En 1944, l'ARC forme la quatrième force aérienne des Alliés en importance. Toronto joue un rôle déterminant dans la croissance de l'ARC en accueillant un certain nombre d'écoles, de quartiers généraux, d’installations de recherche et d’établissements de recrutement du Programme d'entraînement aérien du Commonwealth britannique. L'ARC est aussi le premier des trois services militaires à recruter des femmes pendant la Seconde Guerre mondiale. Le premier dépôt d'entraînement de la division des femmes de l'ARC voit d'ailleurs le jour au Collège Havergal, à Toronto.

En 1943, le Collège de guerre de l'état-major de l'Aviation royale canadienne s’installe sur les terrains du Strathrobyn Estate, qui appartenait précédemment à Frederick Burton Robins. Deux ans plus tard, il change de nom, devenant le Collège d'état-major de l’Aviation royale canadienne. En 1962, l'établissement est intégré au Collège des forces aériennes. De nos jours, au même endroit, sur le boulevard Yonge, se trouve le Collège des Forces canadiennes, un chef de file mondial sur les plans de la formation, de la recherche et de la sensibilisation dans les domaines de la défense et de la sécurité. À cet endroit, les dirigeants de l'ARC apprennent à maîtriser la puissance aérienne.

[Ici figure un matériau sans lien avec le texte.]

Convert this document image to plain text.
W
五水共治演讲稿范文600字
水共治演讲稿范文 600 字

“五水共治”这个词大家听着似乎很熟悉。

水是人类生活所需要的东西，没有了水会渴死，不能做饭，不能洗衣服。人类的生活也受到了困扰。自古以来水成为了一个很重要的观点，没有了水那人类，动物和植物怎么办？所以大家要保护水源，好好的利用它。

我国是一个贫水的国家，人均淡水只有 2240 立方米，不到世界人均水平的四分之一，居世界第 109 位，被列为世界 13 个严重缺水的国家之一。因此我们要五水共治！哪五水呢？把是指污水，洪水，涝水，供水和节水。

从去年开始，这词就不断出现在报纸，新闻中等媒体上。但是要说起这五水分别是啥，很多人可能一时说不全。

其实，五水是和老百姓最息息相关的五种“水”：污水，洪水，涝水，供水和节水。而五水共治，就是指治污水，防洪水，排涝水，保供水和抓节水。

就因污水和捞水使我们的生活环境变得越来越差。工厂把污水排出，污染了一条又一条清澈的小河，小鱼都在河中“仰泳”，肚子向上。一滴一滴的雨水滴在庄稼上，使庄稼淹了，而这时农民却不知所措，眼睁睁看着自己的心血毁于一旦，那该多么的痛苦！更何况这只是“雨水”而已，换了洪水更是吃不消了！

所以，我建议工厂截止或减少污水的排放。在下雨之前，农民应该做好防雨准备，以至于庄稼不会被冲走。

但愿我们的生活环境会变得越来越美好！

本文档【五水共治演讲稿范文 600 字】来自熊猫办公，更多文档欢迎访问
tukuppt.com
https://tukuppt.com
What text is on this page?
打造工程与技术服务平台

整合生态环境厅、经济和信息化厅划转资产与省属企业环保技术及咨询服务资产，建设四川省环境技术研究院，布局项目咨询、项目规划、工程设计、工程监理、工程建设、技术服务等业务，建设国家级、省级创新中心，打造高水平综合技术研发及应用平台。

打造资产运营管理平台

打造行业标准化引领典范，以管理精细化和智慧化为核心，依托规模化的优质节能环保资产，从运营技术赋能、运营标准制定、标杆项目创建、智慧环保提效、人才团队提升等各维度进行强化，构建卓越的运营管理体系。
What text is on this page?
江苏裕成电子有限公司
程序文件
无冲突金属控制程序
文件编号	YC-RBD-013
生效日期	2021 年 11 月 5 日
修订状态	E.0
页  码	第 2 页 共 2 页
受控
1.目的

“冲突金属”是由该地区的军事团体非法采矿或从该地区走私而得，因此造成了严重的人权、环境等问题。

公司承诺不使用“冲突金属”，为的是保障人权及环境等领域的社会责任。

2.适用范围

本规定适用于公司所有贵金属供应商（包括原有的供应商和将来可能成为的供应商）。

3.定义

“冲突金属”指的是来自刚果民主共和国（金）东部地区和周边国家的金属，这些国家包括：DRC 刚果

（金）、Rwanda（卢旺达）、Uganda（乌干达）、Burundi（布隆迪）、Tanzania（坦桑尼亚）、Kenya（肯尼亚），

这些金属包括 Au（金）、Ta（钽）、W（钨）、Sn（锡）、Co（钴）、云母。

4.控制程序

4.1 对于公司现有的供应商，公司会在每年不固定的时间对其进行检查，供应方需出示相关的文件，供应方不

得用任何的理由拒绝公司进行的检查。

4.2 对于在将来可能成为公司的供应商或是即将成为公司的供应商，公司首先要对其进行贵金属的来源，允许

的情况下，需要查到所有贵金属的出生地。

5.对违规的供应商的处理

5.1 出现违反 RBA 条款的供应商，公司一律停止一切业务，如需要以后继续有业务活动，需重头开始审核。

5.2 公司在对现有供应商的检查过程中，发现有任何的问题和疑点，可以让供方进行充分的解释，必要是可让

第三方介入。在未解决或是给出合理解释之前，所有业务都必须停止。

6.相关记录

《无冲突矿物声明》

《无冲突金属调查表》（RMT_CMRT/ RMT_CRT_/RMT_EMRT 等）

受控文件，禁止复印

Après la Seconde Guerre mondiale, la station Downsview de l'ARC devient l'emplacement principal de la force aérienne, soutenant l'instruction, la recherche et la formation dans le domaine aéromédical. La ville de Toronto est une figure de proue de l'innovation dans l'histoire de l'aviation canadienne. Elle accueille des sociétés d'aviation illustres comme Avro Canada, rendue célèbre grâce à son CF-100 Canuck et à l'infortuné projet du chasseur à réaction CF-105 Arrow, et De Havilland, créatrice du D.H.100 Vampire 3, le premier chasseur mis en service par l'ARC. Le personnel et les installations de Downsview participent à la création de ces appareils. En 1940, Wilbur Franks, diplômé et chercheur de l'Université de Toronto, met au point la combinaison anti-gravité pour le compte des Alliés.

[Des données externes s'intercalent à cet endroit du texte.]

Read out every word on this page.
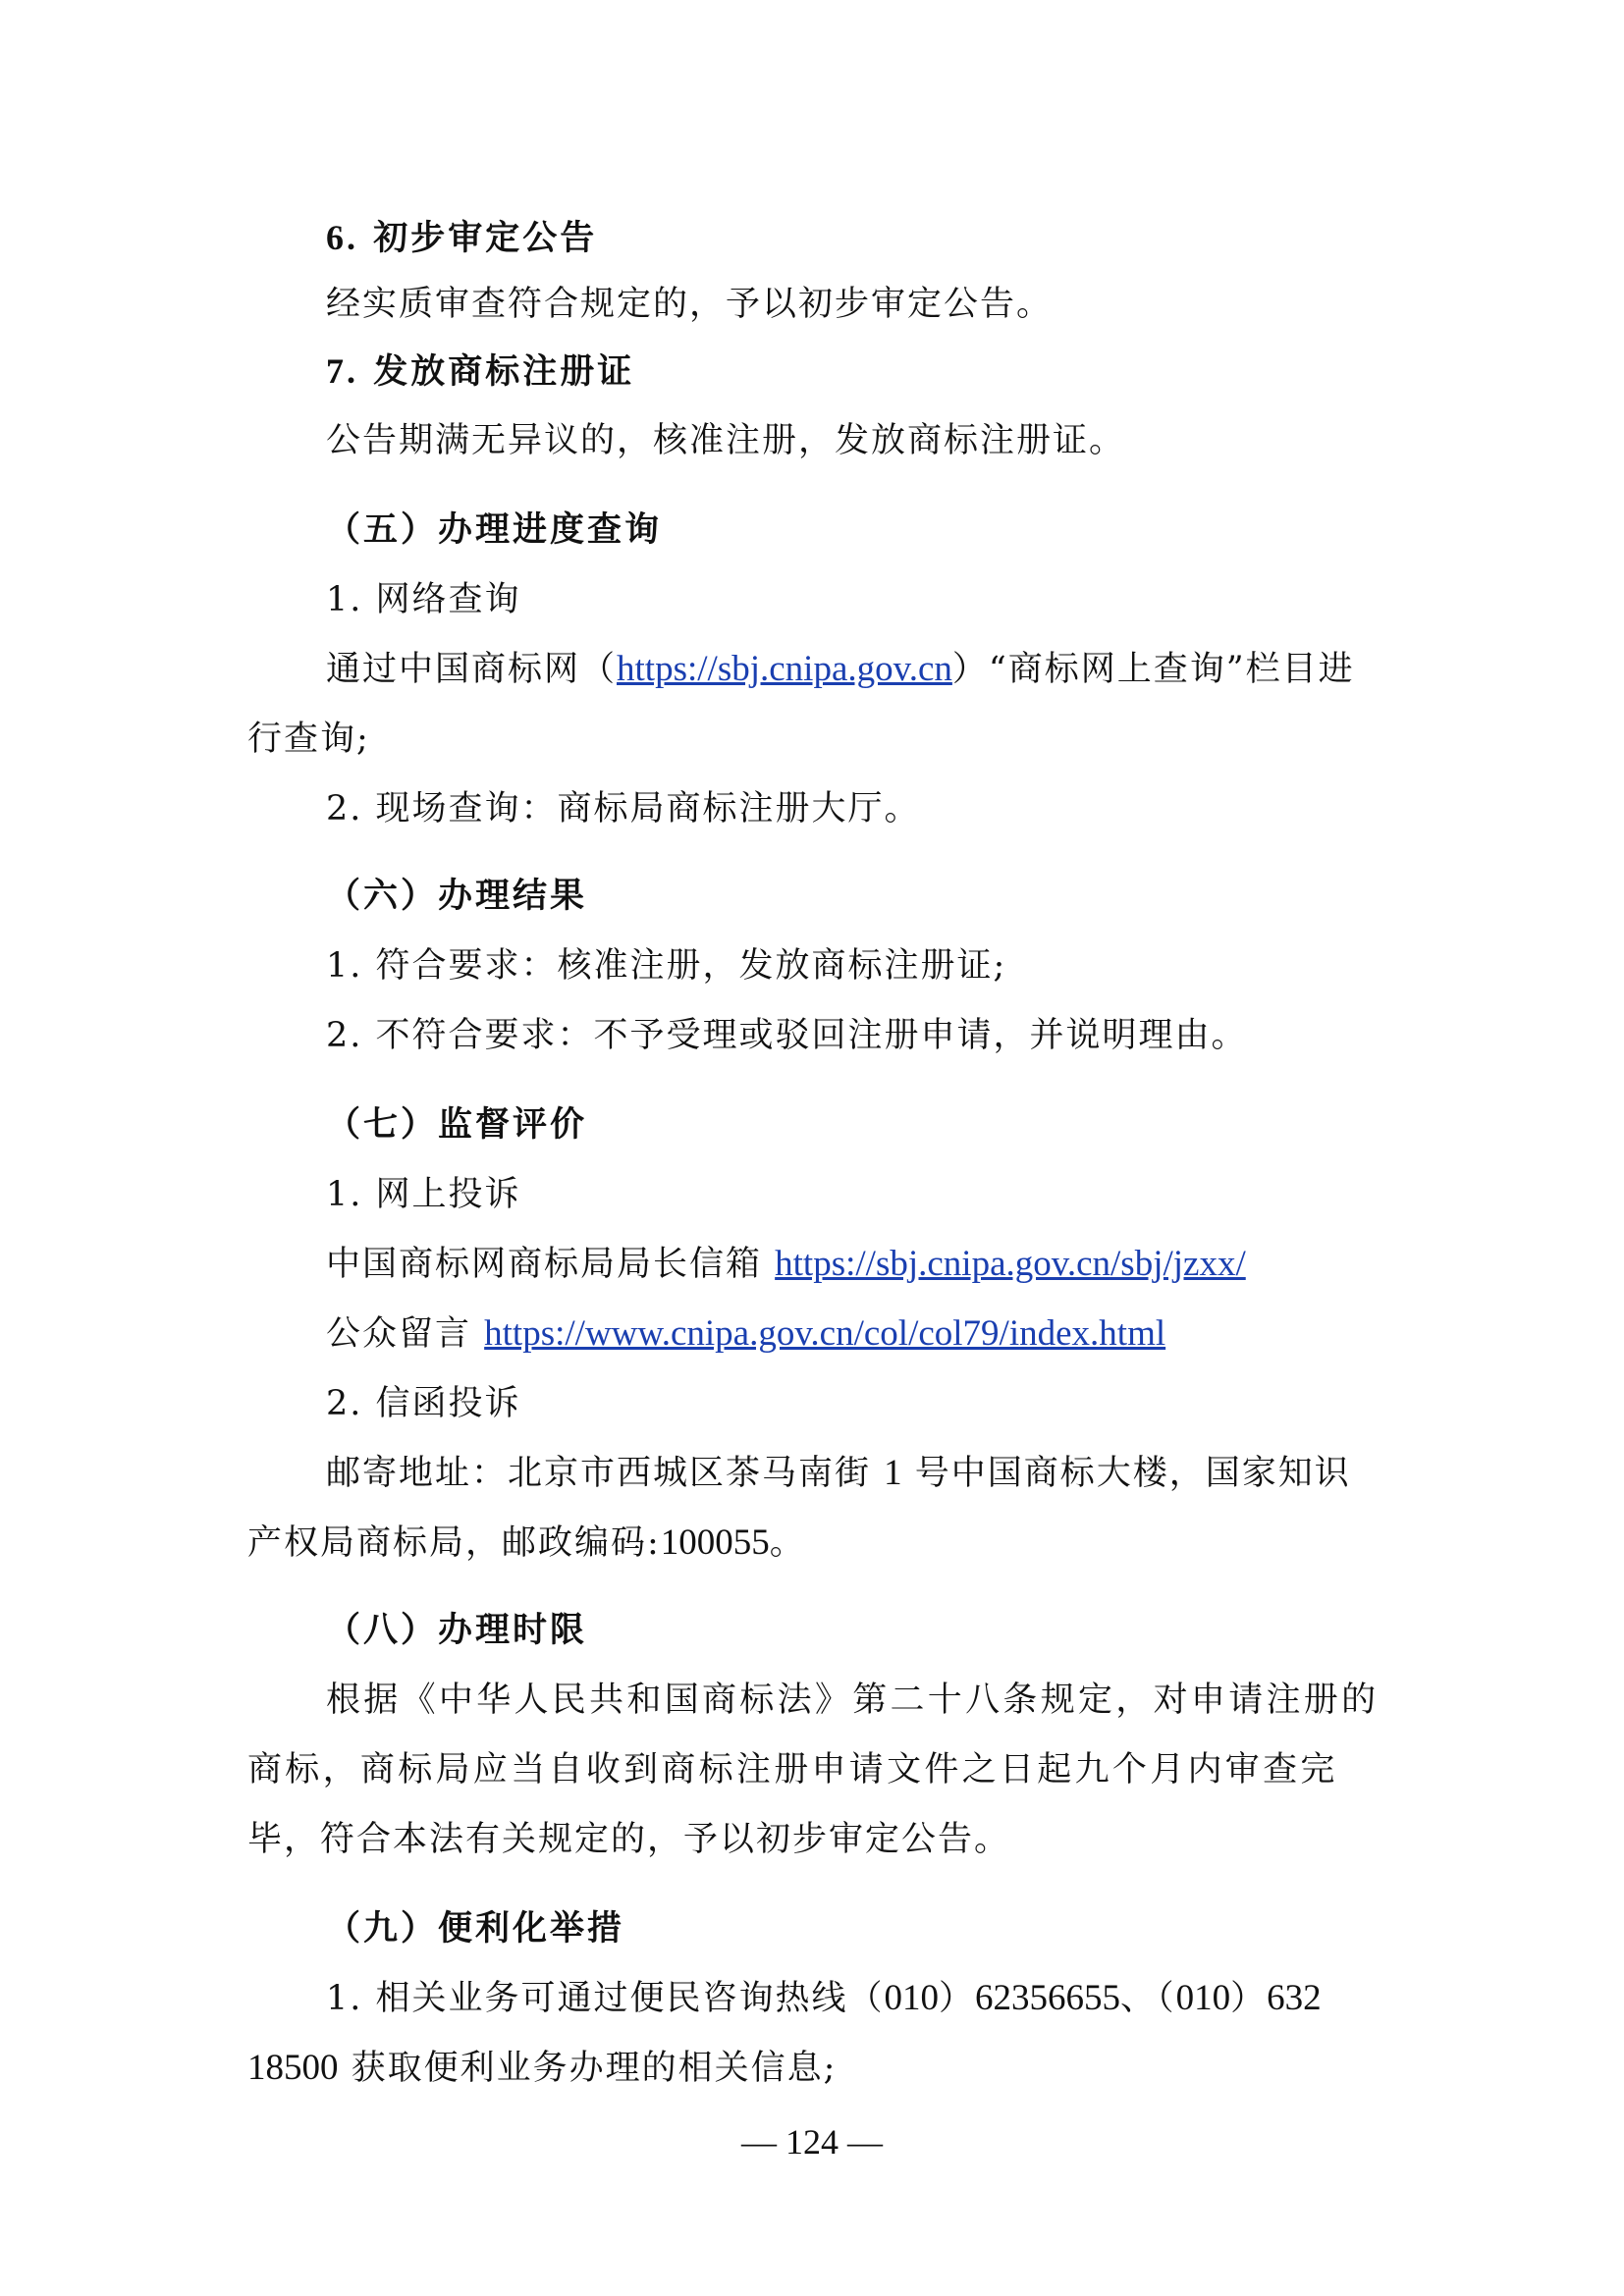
6. 初步审定公告
经实质审查符合规定的，予以初步审定公告。
7. 发放商标注册证
公告期满无异议的，核准注册，发放商标注册证。
（五）办理进度查询
1. 网络查询
通过中国商标网（https://sbj.cnipa.gov.cn）“商标网上查询”栏目进
行查询;
2. 现场查询：商标局商标注册大厅。
（六）办理结果
1. 符合要求：核准注册，发放商标注册证;
2. 不符合要求：不予受理或驳回注册申请，并说明理由。
（七）监督评价
1. 网上投诉
中国商标网商标局局长信箱 https://sbj.cnipa.gov.cn/sbj/jzxx/
公众留言 https://www.cnipa.gov.cn/col/col79/index.html
2. 信函投诉
邮寄地址：北京市西城区茶马南街 1 号中国商标大楼，国家知识
产权局商标局，邮政编码:100055。
（八）办理时限
根据《中华人民共和国商标法》第二十八条规定，对申请注册的
商标，商标局应当自收到商标注册申请文件之日起九个月内审查完
毕，符合本法有关规定的，予以初步审定公告。
（九）便利化举措
1. 相关业务可通过便民咨询热线（010）62356655、（010）632
18500 获取便利业务办理的相关信息;
— 124 —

Aujourd'hui, cette force novatrice reprend vie grâce au Pont d'envol de l'ARC à Communitech, un grand carrefour d'innovation près de Waterloo. De plus, le Collège Seneca de Toronto a mis sur pied un partenariat novateur avec l'ARC portant sur l'instruction des pilotes de l'ARC dans le cadre de son programme de baccalauréat en technologie de l'aviation.

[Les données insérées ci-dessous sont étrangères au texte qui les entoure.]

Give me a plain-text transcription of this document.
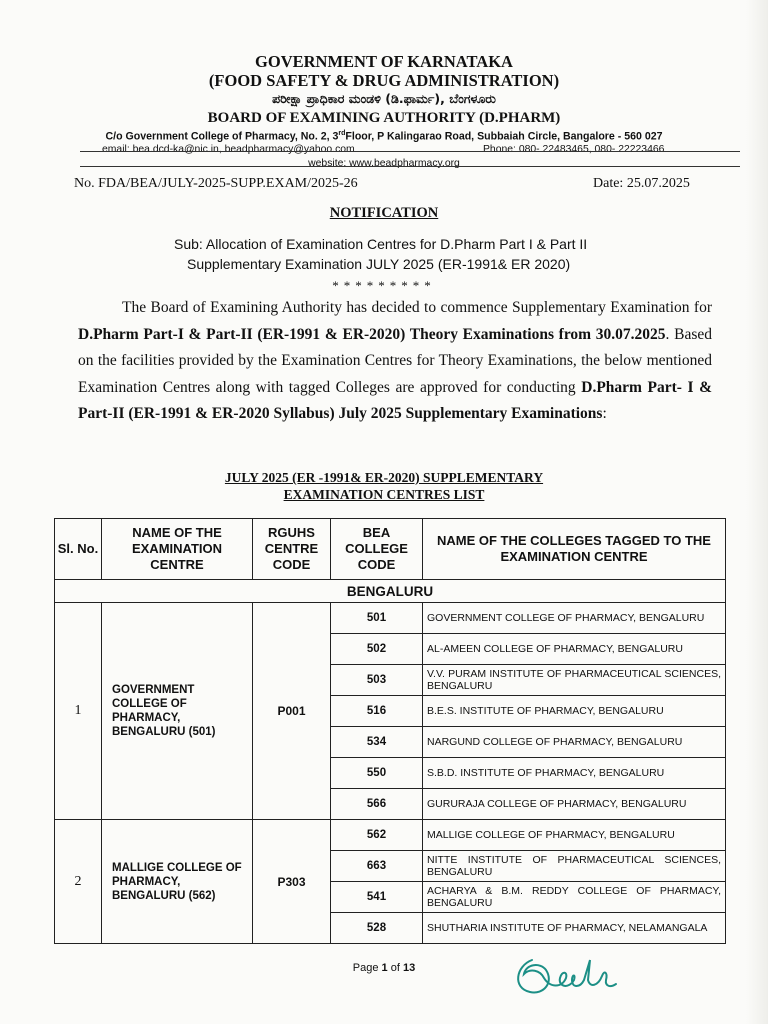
GOVERNMENT OF KARNATAKA
(FOOD SAFETY & DRUG ADMINISTRATION)
ಪರೀಕ್ಷಾ ಪ್ರಾಧಿಕಾರ ಮಂಡಳಿ (ಡಿ.ಫಾರ್ಮ), ಬೆಂಗಳೂರು
BOARD OF EXAMINING AUTHORITY (D.PHARM)
C/o Government College of Pharmacy, No. 2, 3rdFloor, P Kalingarao Road, Subbaiah Circle, Bangalore - 560 027
email: bea.dcd-ka@nic.in, beadpharmacy@yahoo.com	Phone: 080- 22483465, 080- 22223466
website: www.beadpharmacy.org
No. FDA/BEA/JULY-2025-SUPP.EXAM/2025-26	Date: 25.07.2025
NOTIFICATION
Sub: Allocation of Examination Centres for D.Pharm Part I & Part II
Supplementary Examination JULY 2025 (ER-1991& ER 2020)
*********
The Board of Examining Authority has decided to commence Supplementary Examination for D.Pharm Part-I & Part-II (ER-1991 & ER-2020) Theory Examinations from 30.07.2025. Based on the facilities provided by the Examination Centres for Theory Examinations, the below mentioned Examination Centres along with tagged Colleges are approved for conducting D.Pharm Part- I & Part-II (ER-1991 & ER-2020 Syllabus) July 2025 Supplementary Examinations:
JULY 2025 (ER -1991& ER-2020) SUPPLEMENTARY
EXAMINATION CENTRES LIST
Sl. No.	NAME OF THE EXAMINATION CENTRE	RGUHS CENTRE CODE	BEA COLLEGE CODE	NAME OF THE COLLEGES TAGGED TO THE EXAMINATION CENTRE
BENGALURU				
1	GOVERNMENT COLLEGE OF PHARMACY, BENGALURU (501)	P001	501	GOVERNMENT COLLEGE OF PHARMACY, BENGALURU
			502	AL-AMEEN COLLEGE OF PHARMACY, BENGALURU
			503	V.V. PURAM INSTITUTE OF PHARMACEUTICAL SCIENCES, BENGALURU
			516	B.E.S. INSTITUTE OF PHARMACY, BENGALURU
			534	NARGUND COLLEGE OF PHARMACY, BENGALURU
			550	S.B.D. INSTITUTE OF PHARMACY, BENGALURU
			566	GURURAJA COLLEGE OF PHARMACY, BENGALURU
2	MALLIGE COLLEGE OF PHARMACY, BENGALURU (562)	P303	562	MALLIGE COLLEGE OF PHARMACY, BENGALURU
			663	NITTE INSTITUTE OF PHARMACEUTICAL SCIENCES, BENGALURU
			541	ACHARYA & B.M. REDDY COLLEGE OF PHARMACY, BENGALURU
			528	SHUTHARIA INSTITUTE OF PHARMACY, NELAMANGALA
Page 1 of 13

Durant la période de l'après-guerre, Toronto accueille plusieurs unités et quartiers généraux de la réserve aérienne, dont les plus connus sont les 400e et 411e Escadrons (Comté de York). À l'époque, il n'est pas rare de voir voler les appareils de ces unités de réserve dans le ciel de la ville. Lorsque la base des Forces canadiennes Downsview met fin à ses opérations de vol militaires, le 400e Escadron déménage à Borden et devient un escadron tactique d'hélicoptères, tandis que le 411e Escadron cesse d'exister.

Le 10 novembre 2009, l'aéroport sur l'île de Toronto devient l’Aéroport Billy Bishop de Toronto, en l'honneur d'un des héros de l'ARC les plus chéris. Le capitaine William Avery « Billy » Bishop, as de l'air de la Première Guerre mondiale, a reçu de nombreuses décorations, mais il est aussi le premier aviateur canadien à qui l'on ait décerné la Croix de Victoria, la plus haute décoration de l'Empire britannique pour la vaillance.

Toronto compte encore à ce jour plusieurs escadrons de cadets de l'Aviation royale canadienne et filiales de l’Association de l’Aviation royale canadienne (organisme d'anciens combattants de la Force aérienne).